La notion de désir d’enfant doit donc être problématisée. A cet égard, la distinction lacanienne entre demande et désir peut nous orienter. D’autre part, il faut remarquer qu’il n’y a pas de désir d’enfant universel, pareil pour tous. La question sera donc de s’intéresser, comme dit É. Laurent, à « la particularité du désir qui a produit l’enfant [6] ».
Cette dimension de particularité du désir est cruciale et a été formulée de diverses façons par Lacan au fil de son enseignement : par exemple, par l’affirmation de cette particularité contre la norme dans le Séminaire, livre VI, par la nécessité de la transmission d’un « désir qui ne soit pas anonyme [7] » dans la « Note sur l’enfant », par la notion de père-version dans le Séminaire « R.S.I. », par l’accentuation de « la façon dont [un sujet] a été désiré [car] la façon dont a été instillé [au sujet] un mode de parler ne peut que porter la marque du mode sous lequel les parents l’ont accepté [8] » dans la « Conférence à Genève sur le symptôme ». Je signale ces références intéressantes, je n’en développerai que quelques-unes dans la suite de cet exposé.
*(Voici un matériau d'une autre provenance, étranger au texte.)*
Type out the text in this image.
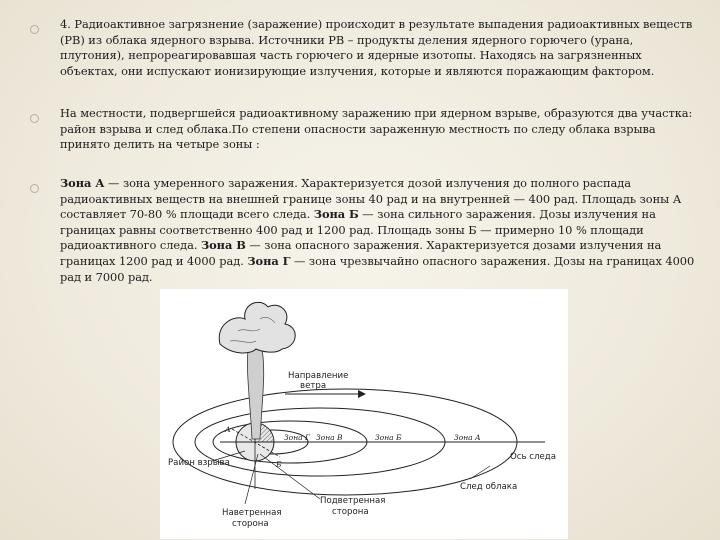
4. Радиоактивное загрязнение (заражение) происходит в результате выпадения радиоактивных веществ (РВ) из облака ядерного взрыва. Источники РВ – продукты деления ядерного горючего (урана, плутония), непрореагировавшая часть горючего и ядерные изотопы. Находясь на загрязненных объектах, они испускают ионизирующие излучения, которые и являются поражающим фактором.

На местности, подвергшейся радиоактивному заражению при ядерном взрыве, образуются два участка: район взрыва и след облака.По степени опасности зараженную местность по следу облака взрыва принято делить на четыре зоны :

Зона А — зона умеренного заражения. Характеризуется дозой излучения до полного распада радиоактивных веществ на внешней границе зоны 40 рад и на внутренней — 400 рад. Площадь зоны А составляет 70-80 % площади всего следа. Зона Б — зона сильного заражения. Дозы излучения на границах равны соответственно 400 рад и 1200 рад. Площадь зоны Б — примерно 10 % площади радиоактивного следа. Зона В — зона опасного заражения. Характеризуется дозами излучения на границах 1200 рад и 4000 рад. Зона Г — зона чрезвычайно опасного заражения. Дозы на границах 4000 рад и 7000 рад.

Направление
ветра
Зона Г Зона В	Зона Б	Зона А
Ось следа
Район взрыва
След облака
Наветренная
сторона
Подветренная
сторона
А
Б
Du Père aux pères singuliers
Jacques-Alain Miller formule, à propos du déclin de l’ordre du Père, que nous avons perdu la boussole du Père, de l’Autre qui garantit l’ordre symbolique [9]. Ce déclin va de pair avec la prédominance de la dimension de la jouissance, du plus-de-jouir, comme Lacan l’appelle : l’objet a.
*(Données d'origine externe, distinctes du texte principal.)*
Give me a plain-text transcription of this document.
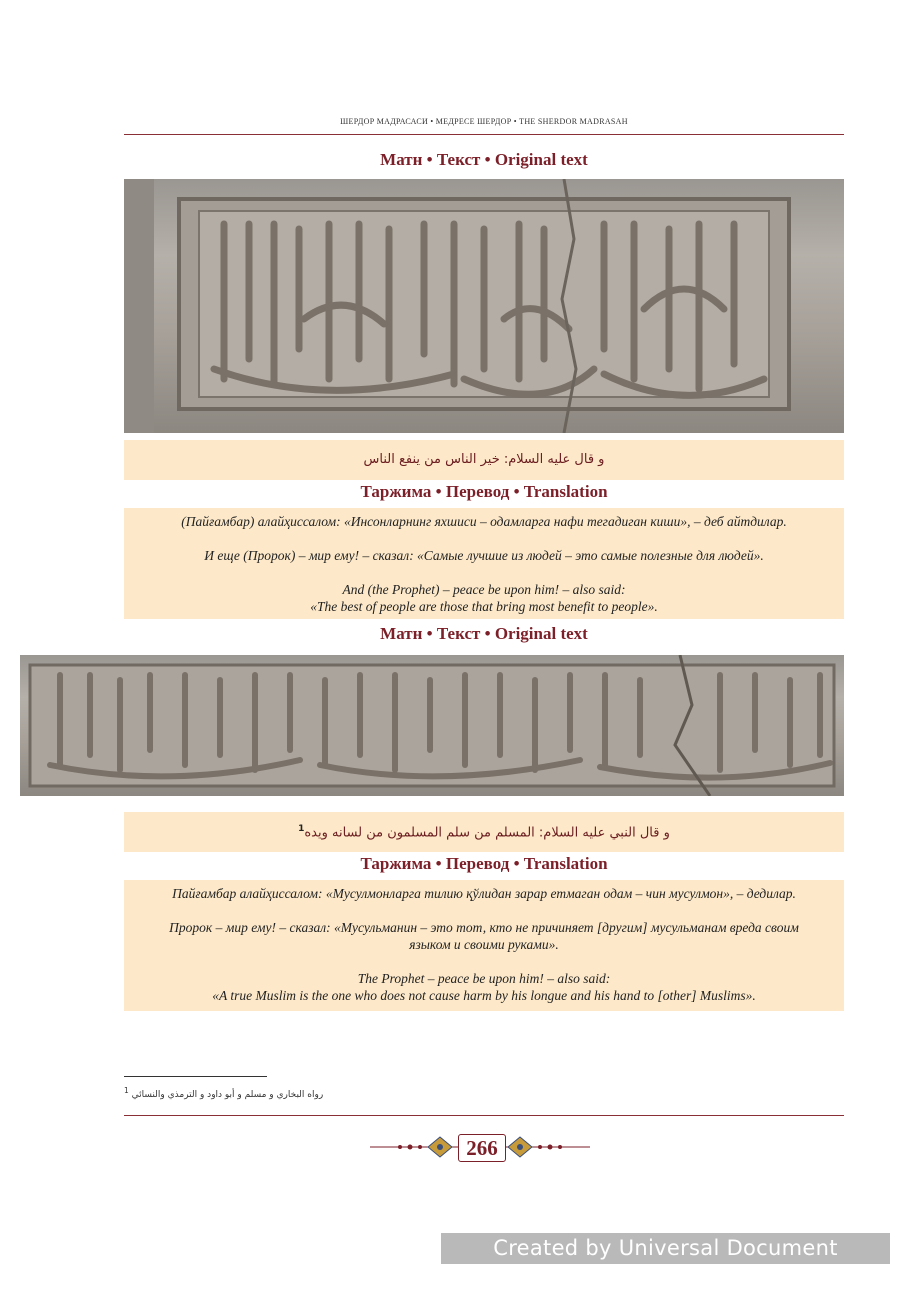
ШЕРДОР МАДРАСАСИ • МЕДРЕСЕ ШЕРДОР • THE SHERDOR MADRASAH
Матн • Текст • Original text
و قال عليه السلام: خير الناس من ينفع الناس
Таржима • Перевод • Translation
(Пайғамбар) алайҳиссалом: «Инсонларнинг яхшиси – одамларга нафи тегадиган киши», – деб айтдилар.
И еще (Пророк) – мир ему! – сказал: «Самые лучшие из людей – это самые полезные для людей».
And (the Prophet) – peace be upon him! – also said:
«The best of people are those that bring most benefit to people».
Матн • Текст • Original text
و قال النبي عليه السلام: المسلم من سلم المسلمون من لسانه ويده$^1$
Таржима • Перевод • Translation
Пайғамбар алайҳиссалом: «Мусулмонларга тилию қўлидан зарар етмаган одам – чин мусулмон», – дедилар.
Пророк – мир ему! – сказал: «Мусульманин – это тот, кто не причиняет [другим] мусульманам вреда своим
языком и своими руками».
The Prophet – peace be upon him! – also said:
«A true Muslim is the one who does not cause harm by his longue and his hand to [other] Muslims».
$^1$ رواه البخاري و مسلم و أبو داود و الترمذي والنسائي
266
Created by Universal Document Converter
Le Nom-du-Père, élaboré par Lacan dans les années cinquante comme clef de voûte de l’ordre symbolique qui organise l’univers du sujet et rend possible le lien social, est souvent la seule chose que le public ou le champ psychosocial retient de son enseignement. Lacan a traduit en termes structuralistes et linguistiques, par la métaphore paternelle, l’opération structurante pour le sujet de l’Œdipe freudien et de son traitement de la castration. Mais il a ensuite pluralisé cette fonction ; cette fonction de nouage pouvant être assurée par autre chose que l’Œdipe. À la base de cette nouvelle conceptualisation, des années soixante et dix, il y a même l’axiome que pour chacun au départ, le nœud Symbolique-Imaginaire-Réel qui constitue l’homme (LOM), qui fait le sujet « trinitaire », ce nœud est dénoué. Il faut donc que chacun bricole sa propre solution – et c’est ce que Lacan appelle la fonction du symptôme ou sinthome, qui fait du Nom-du-Père un cas particulier de symptôme [10]. Le complexe d’Œdipe n’est qu’une des versions possibles de cette fonction.
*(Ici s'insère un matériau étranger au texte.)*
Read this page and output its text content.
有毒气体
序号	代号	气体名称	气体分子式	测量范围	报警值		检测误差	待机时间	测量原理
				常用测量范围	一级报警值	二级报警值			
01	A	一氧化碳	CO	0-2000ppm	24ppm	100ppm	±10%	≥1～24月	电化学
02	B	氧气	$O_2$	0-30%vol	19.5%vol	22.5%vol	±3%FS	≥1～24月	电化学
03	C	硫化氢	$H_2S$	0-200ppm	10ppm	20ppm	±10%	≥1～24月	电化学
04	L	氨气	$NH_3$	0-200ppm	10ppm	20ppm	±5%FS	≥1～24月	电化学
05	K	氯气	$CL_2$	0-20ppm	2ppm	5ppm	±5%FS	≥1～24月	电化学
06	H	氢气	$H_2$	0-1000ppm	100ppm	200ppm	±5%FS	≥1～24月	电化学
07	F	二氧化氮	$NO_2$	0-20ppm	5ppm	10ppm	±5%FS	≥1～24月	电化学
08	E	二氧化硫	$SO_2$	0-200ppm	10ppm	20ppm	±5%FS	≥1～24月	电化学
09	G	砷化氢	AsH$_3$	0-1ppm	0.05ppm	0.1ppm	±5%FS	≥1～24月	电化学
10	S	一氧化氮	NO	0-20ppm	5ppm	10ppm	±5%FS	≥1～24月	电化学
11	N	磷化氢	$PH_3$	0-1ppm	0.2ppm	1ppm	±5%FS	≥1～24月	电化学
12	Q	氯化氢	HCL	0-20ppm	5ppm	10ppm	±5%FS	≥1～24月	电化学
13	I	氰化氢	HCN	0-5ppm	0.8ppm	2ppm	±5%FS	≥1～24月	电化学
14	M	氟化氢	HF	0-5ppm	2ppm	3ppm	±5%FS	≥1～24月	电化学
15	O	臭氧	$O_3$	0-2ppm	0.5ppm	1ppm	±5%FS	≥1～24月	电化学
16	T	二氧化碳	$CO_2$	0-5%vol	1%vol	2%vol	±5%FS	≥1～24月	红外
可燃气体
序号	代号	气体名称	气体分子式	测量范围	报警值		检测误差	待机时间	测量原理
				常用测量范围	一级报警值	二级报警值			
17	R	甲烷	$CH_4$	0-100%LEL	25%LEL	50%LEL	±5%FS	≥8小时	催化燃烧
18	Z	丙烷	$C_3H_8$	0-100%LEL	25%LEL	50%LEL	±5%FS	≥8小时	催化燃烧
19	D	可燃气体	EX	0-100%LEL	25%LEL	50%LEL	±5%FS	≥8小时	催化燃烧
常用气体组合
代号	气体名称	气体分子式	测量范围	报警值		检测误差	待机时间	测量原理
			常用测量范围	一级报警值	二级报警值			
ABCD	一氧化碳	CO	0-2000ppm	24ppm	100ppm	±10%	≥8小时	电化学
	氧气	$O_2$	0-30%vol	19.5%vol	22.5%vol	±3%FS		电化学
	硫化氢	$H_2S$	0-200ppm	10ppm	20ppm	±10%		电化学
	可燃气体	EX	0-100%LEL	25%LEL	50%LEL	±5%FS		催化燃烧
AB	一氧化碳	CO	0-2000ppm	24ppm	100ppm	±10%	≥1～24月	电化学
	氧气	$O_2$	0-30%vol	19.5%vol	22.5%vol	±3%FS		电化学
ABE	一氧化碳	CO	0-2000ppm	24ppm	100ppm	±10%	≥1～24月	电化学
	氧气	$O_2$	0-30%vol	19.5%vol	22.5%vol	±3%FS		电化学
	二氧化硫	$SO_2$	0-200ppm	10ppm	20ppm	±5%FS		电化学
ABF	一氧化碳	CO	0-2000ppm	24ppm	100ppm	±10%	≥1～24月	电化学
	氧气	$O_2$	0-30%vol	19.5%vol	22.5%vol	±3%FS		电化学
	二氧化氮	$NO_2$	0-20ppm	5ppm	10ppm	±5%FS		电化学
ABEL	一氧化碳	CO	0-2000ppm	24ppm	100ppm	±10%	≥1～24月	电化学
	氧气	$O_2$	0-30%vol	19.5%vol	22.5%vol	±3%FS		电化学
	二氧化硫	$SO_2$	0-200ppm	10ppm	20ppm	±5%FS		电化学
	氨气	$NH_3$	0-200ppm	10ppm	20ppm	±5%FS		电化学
Dans le Séminaire VI, Lacan fait de la perversion une contestation de la norme du père et dans « R. S. I. », il dira ironiquement du Nom-du-Père que ce n’est après tout qu’une père-version – qu’on peut lire comme « version vers le père » ou aussi comme « version du père » [11]. Un père est digne de respect s’il transmet sa version de jouissance, en tant qu’il s’occupe d’une femme dont il fait la cause de son désir [12] : « Un père n’a droit au respect, sinon à l’amour, que si ledit amour, ledit respect, est […] père-versement orienté, c’est-à-dire fait d’une femme l’objet a qui cause son désir. Mais ce qu’une femme en a-cueille ainsi n’a rien à voir dans la question. Ce dont elle s’occupe, c’est d’autres objets a, qui sont les enfants, auprès de qui le père pourtant intervient […]. Peu importe qu’il ait des symptômes s’il s’y ajoute celui de la père-version paternelle, c’est-à-dire que la cause en soit une femme, qui lui soit acquise pour lui faire des enfants, et que de ceux-ci, qu’il le veuille ou pas, il prenne soin paternel [13] ». Lacan ne renvoie donc plus le père à la loi universelle de l’interdit, mais à la particularité du couple formé avec une femme objet de son désir : c’est le un par un de ceux qui deviennent pères.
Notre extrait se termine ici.